# New Toy and My First Hatch Chilis!



## dogboa (Oct 22, 2017)

This was my first experience using the rotisserie basket and roasting chilis in it. There was a learning curve as with most new equipment. I started out with a 2 zone fire, using charcoal baskets on each side of the rotisserie. I fired one chimney of charcoal and divided it between the 2 baskets. Dropped a couple of pecan 1/2 splits in each basket.








I found that although it worked, it was taking 25 to 30 minutes for roasting with very little charring. Plus I had 25# of chilis to roast. I put a third charcoal basket directly beneath the rotisserie basket, creating a third zone. This cut the time down to 10 minutes or so with a good amount of charring.

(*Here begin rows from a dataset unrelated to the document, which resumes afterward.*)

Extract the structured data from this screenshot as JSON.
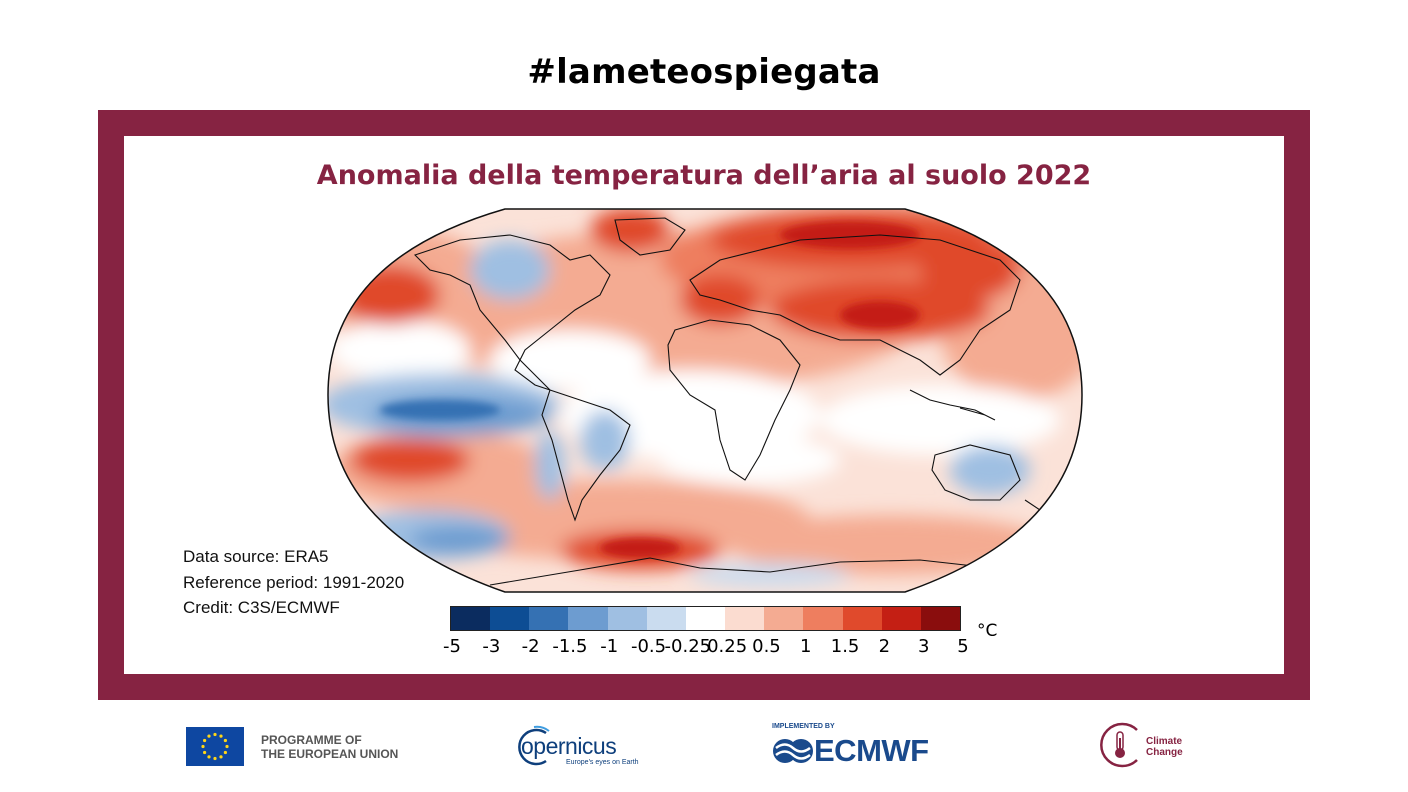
{
  "header": {
    "hashtag": "#lameteospiegata"
  },
  "map": {
    "title": "Anomalia della temperatura dell’aria al suolo 2022",
    "projection": "robinson-like",
    "regions": [
      {
        "name": "north-america-arctic",
        "anomaly": 1.5
      },
      {
        "name": "canada",
        "anomaly": -0.5
      },
      {
        "name": "greenland",
        "anomaly": 1.5
      },
      {
        "name": "europe",
        "anomaly": 2
      },
      {
        "name": "siberia-arctic",
        "anomaly": 3
      },
      {
        "name": "central-asia",
        "anomaly": 2
      },
      {
        "name": "north-pacific",
        "anomaly": 1.5
      },
      {
        "name": "equatorial-pacific",
        "anomaly": -1
      },
      {
        "name": "australia",
        "anomaly": -1
      },
      {
        "name": "antarctic-peninsula",
        "anomaly": 2
      },
      {
        "name": "southern-ocean",
        "anomaly": 1
      }
    ]
  },
  "source": {
    "line1": "Data source: ERA5",
    "line2": "Reference period: 1991-2020",
    "line3": "Credit: C3S/ECMWF"
  },
  "legend": {
    "unit": "°C",
    "ticks": [
      "-5",
      "-3",
      "-2",
      "-1.5",
      "-1",
      "-0.5",
      "-0.25",
      "0.25",
      "0.5",
      "1",
      "1.5",
      "2",
      "3",
      "5"
    ],
    "colors": [
      "#0b2c5f",
      "#0d4d94",
      "#3571b3",
      "#6d9cd0",
      "#9fbfe2",
      "#cadcef",
      "#ffffff",
      "#fbdcd0",
      "#f4ab92",
      "#ee7e5f",
      "#e04a2c",
      "#c41f14",
      "#8a0d0d"
    ]
  },
  "footer": {
    "eu_line1": "PROGRAMME OF",
    "eu_line2": "THE EUROPEAN UNION",
    "copernicus_name": "opernicus",
    "copernicus_tagline": "Europe's eyes on Earth",
    "ecmwf_implemented": "IMPLEMENTED BY",
    "ecmwf_name": "ECMWF",
    "cc_line1": "Climate",
    "cc_line2": "Change"
  }
}
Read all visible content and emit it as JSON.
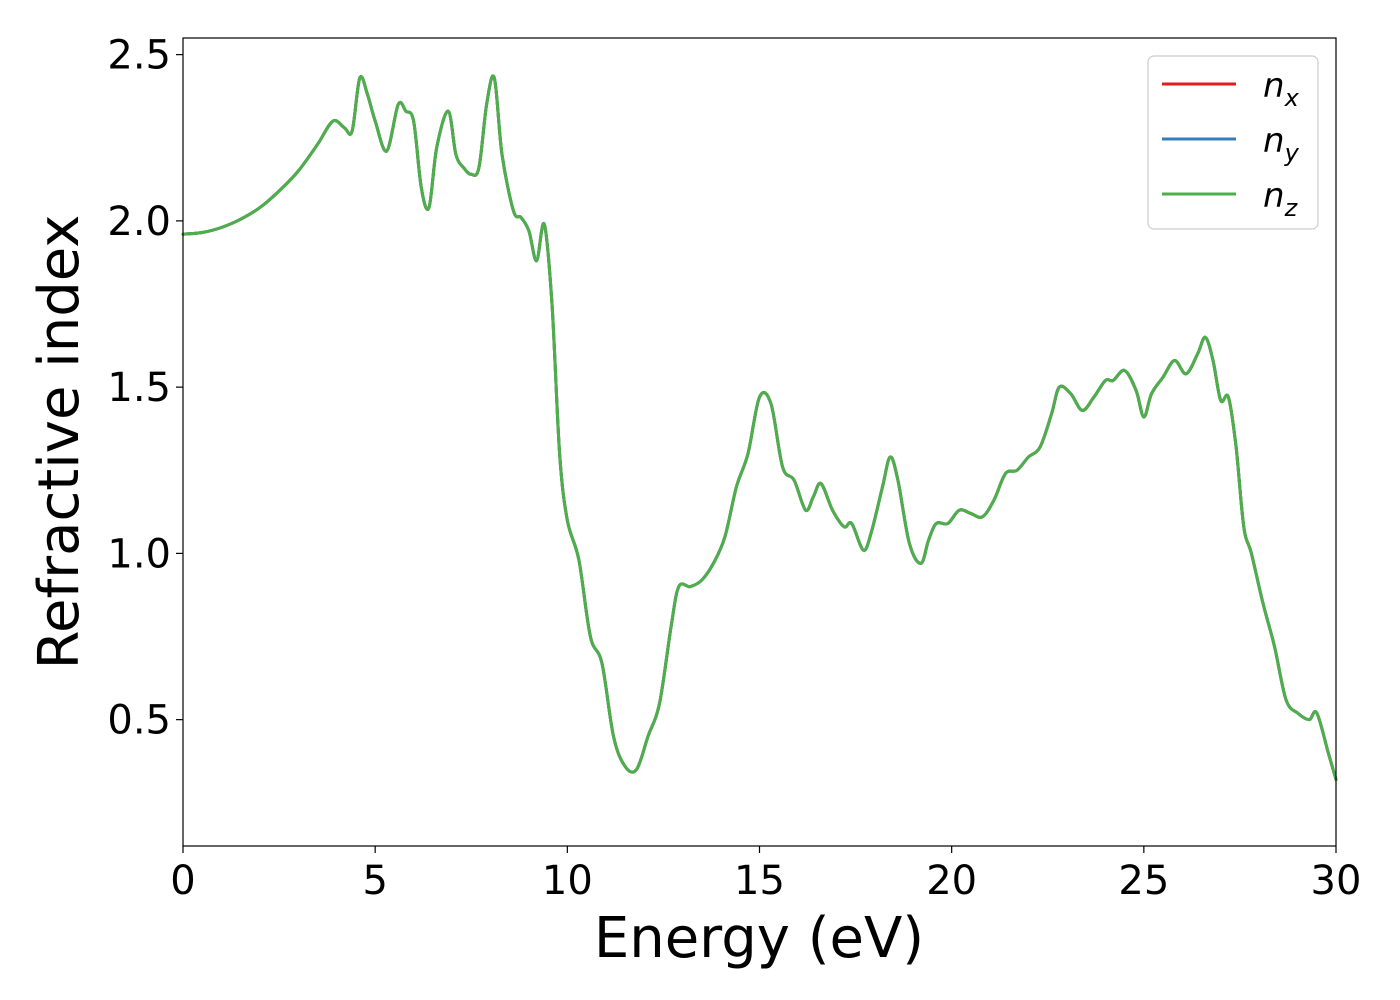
{
  "chart_data": {
    "type": "line",
    "title": "",
    "xlabel": "Energy (eV)",
    "ylabel": "Refractive index",
    "xlim": [
      0,
      30
    ],
    "ylim": [
      0.12,
      2.55
    ],
    "xticks": [
      0,
      5,
      10,
      15,
      20,
      25,
      30
    ],
    "xtick_labels": [
      "0",
      "5",
      "10",
      "15",
      "20",
      "25",
      "30"
    ],
    "yticks": [
      0.5,
      1.0,
      1.5,
      2.0,
      2.5
    ],
    "ytick_labels": [
      "0.5",
      "1.0",
      "1.5",
      "2.0",
      "2.5"
    ],
    "grid": false,
    "legend_position": "top-right",
    "x": [
      0,
      0.5,
      1.0,
      1.5,
      2.0,
      2.5,
      3.0,
      3.5,
      3.9,
      4.2,
      4.4,
      4.6,
      4.8,
      5.0,
      5.3,
      5.6,
      5.8,
      6.0,
      6.2,
      6.4,
      6.6,
      6.9,
      7.1,
      7.3,
      7.5,
      7.7,
      7.9,
      8.1,
      8.3,
      8.6,
      8.8,
      9.0,
      9.2,
      9.4,
      9.6,
      9.8,
      10.0,
      10.3,
      10.6,
      10.9,
      11.2,
      11.5,
      11.8,
      12.1,
      12.4,
      12.7,
      12.9,
      13.2,
      13.5,
      13.8,
      14.1,
      14.4,
      14.7,
      15.0,
      15.3,
      15.6,
      15.9,
      16.2,
      16.4,
      16.6,
      16.9,
      17.2,
      17.4,
      17.7,
      17.9,
      18.2,
      18.4,
      18.6,
      18.9,
      19.2,
      19.4,
      19.6,
      19.9,
      20.2,
      20.5,
      20.8,
      21.1,
      21.4,
      21.7,
      22.0,
      22.3,
      22.6,
      22.8,
      23.1,
      23.4,
      23.7,
      24.0,
      24.2,
      24.5,
      24.8,
      25.0,
      25.2,
      25.5,
      25.8,
      26.1,
      26.4,
      26.6,
      26.8,
      27.0,
      27.2,
      27.4,
      27.6,
      27.8,
      28.1,
      28.4,
      28.7,
      29.0,
      29.3,
      29.5,
      29.8,
      30.0
    ],
    "series": [
      {
        "name": "n_x",
        "color": "#e41a1c",
        "values": [
          1.96,
          1.965,
          1.98,
          2.005,
          2.04,
          2.09,
          2.15,
          2.23,
          2.3,
          2.28,
          2.27,
          2.43,
          2.38,
          2.3,
          2.21,
          2.35,
          2.33,
          2.3,
          2.1,
          2.04,
          2.22,
          2.33,
          2.2,
          2.16,
          2.14,
          2.16,
          2.35,
          2.43,
          2.2,
          2.03,
          2.01,
          1.97,
          1.88,
          1.99,
          1.75,
          1.3,
          1.1,
          0.98,
          0.75,
          0.67,
          0.45,
          0.36,
          0.35,
          0.45,
          0.55,
          0.78,
          0.9,
          0.9,
          0.92,
          0.97,
          1.05,
          1.2,
          1.3,
          1.47,
          1.45,
          1.26,
          1.22,
          1.13,
          1.17,
          1.21,
          1.13,
          1.08,
          1.09,
          1.01,
          1.06,
          1.2,
          1.29,
          1.22,
          1.03,
          0.97,
          1.04,
          1.09,
          1.09,
          1.13,
          1.12,
          1.11,
          1.16,
          1.24,
          1.25,
          1.29,
          1.32,
          1.42,
          1.5,
          1.48,
          1.43,
          1.47,
          1.52,
          1.52,
          1.55,
          1.49,
          1.41,
          1.48,
          1.53,
          1.58,
          1.54,
          1.6,
          1.65,
          1.58,
          1.46,
          1.47,
          1.32,
          1.08,
          1.0,
          0.85,
          0.72,
          0.56,
          0.52,
          0.5,
          0.52,
          0.4,
          0.32
        ]
      },
      {
        "name": "n_y",
        "color": "#377eb8",
        "values": [
          1.96,
          1.965,
          1.98,
          2.005,
          2.04,
          2.09,
          2.15,
          2.23,
          2.3,
          2.28,
          2.27,
          2.43,
          2.38,
          2.3,
          2.21,
          2.35,
          2.33,
          2.3,
          2.1,
          2.04,
          2.22,
          2.33,
          2.2,
          2.16,
          2.14,
          2.16,
          2.35,
          2.43,
          2.2,
          2.03,
          2.01,
          1.97,
          1.88,
          1.99,
          1.75,
          1.3,
          1.1,
          0.98,
          0.75,
          0.67,
          0.45,
          0.36,
          0.35,
          0.45,
          0.55,
          0.78,
          0.9,
          0.9,
          0.92,
          0.97,
          1.05,
          1.2,
          1.3,
          1.47,
          1.45,
          1.26,
          1.22,
          1.13,
          1.17,
          1.21,
          1.13,
          1.08,
          1.09,
          1.01,
          1.06,
          1.2,
          1.29,
          1.22,
          1.03,
          0.97,
          1.04,
          1.09,
          1.09,
          1.13,
          1.12,
          1.11,
          1.16,
          1.24,
          1.25,
          1.29,
          1.32,
          1.42,
          1.5,
          1.48,
          1.43,
          1.47,
          1.52,
          1.52,
          1.55,
          1.49,
          1.41,
          1.48,
          1.53,
          1.58,
          1.54,
          1.6,
          1.65,
          1.58,
          1.46,
          1.47,
          1.32,
          1.08,
          1.0,
          0.85,
          0.72,
          0.56,
          0.52,
          0.5,
          0.52,
          0.4,
          0.32
        ]
      },
      {
        "name": "n_z",
        "color": "#4daf4a",
        "values": [
          1.96,
          1.965,
          1.98,
          2.005,
          2.04,
          2.09,
          2.15,
          2.23,
          2.3,
          2.28,
          2.27,
          2.43,
          2.38,
          2.3,
          2.21,
          2.35,
          2.33,
          2.3,
          2.1,
          2.04,
          2.22,
          2.33,
          2.2,
          2.16,
          2.14,
          2.16,
          2.35,
          2.43,
          2.2,
          2.03,
          2.01,
          1.97,
          1.88,
          1.99,
          1.75,
          1.3,
          1.1,
          0.98,
          0.75,
          0.67,
          0.45,
          0.36,
          0.35,
          0.45,
          0.55,
          0.78,
          0.9,
          0.9,
          0.92,
          0.97,
          1.05,
          1.2,
          1.3,
          1.47,
          1.45,
          1.26,
          1.22,
          1.13,
          1.17,
          1.21,
          1.13,
          1.08,
          1.09,
          1.01,
          1.06,
          1.2,
          1.29,
          1.22,
          1.03,
          0.97,
          1.04,
          1.09,
          1.09,
          1.13,
          1.12,
          1.11,
          1.16,
          1.24,
          1.25,
          1.29,
          1.32,
          1.42,
          1.5,
          1.48,
          1.43,
          1.47,
          1.52,
          1.52,
          1.55,
          1.49,
          1.41,
          1.48,
          1.53,
          1.58,
          1.54,
          1.6,
          1.65,
          1.58,
          1.46,
          1.47,
          1.32,
          1.08,
          1.0,
          0.85,
          0.72,
          0.56,
          0.52,
          0.5,
          0.52,
          0.4,
          0.32
        ]
      }
    ],
    "legend": [
      {
        "base": "n",
        "sub": "x",
        "color": "#e41a1c"
      },
      {
        "base": "n",
        "sub": "y",
        "color": "#377eb8"
      },
      {
        "base": "n",
        "sub": "z",
        "color": "#4daf4a"
      }
    ]
  }
}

The other important step is to cut the dang stems off the chilis down to nubs! Otherwise they get caught in the rotisserie basket grates and won't allow the chilis to tumble correctly.
	

	
	
		
		



		
		
	


	





Next is a trip to the Bodega market for some red Japs!


----------



## SmokinAl (Oct 22, 2017)

Looks cool!
I like the setup!
Al


----------



## smokeymose (Oct 22, 2017)

Great! Another gadget I don’t need.
I want one.


----------



## sauced (Oct 30, 2017)

Nice....I really like that!!! You can't beat those fire roasted chilis


----------



## browneyesvictim (Oct 30, 2017)

DROOL! Love me some green chilies! Wood fire roasted on a rotisserie- Points my friend!


----------



## Rings Я Us (Oct 30, 2017)

You could put peanuts in there too.. lol Neat.


----------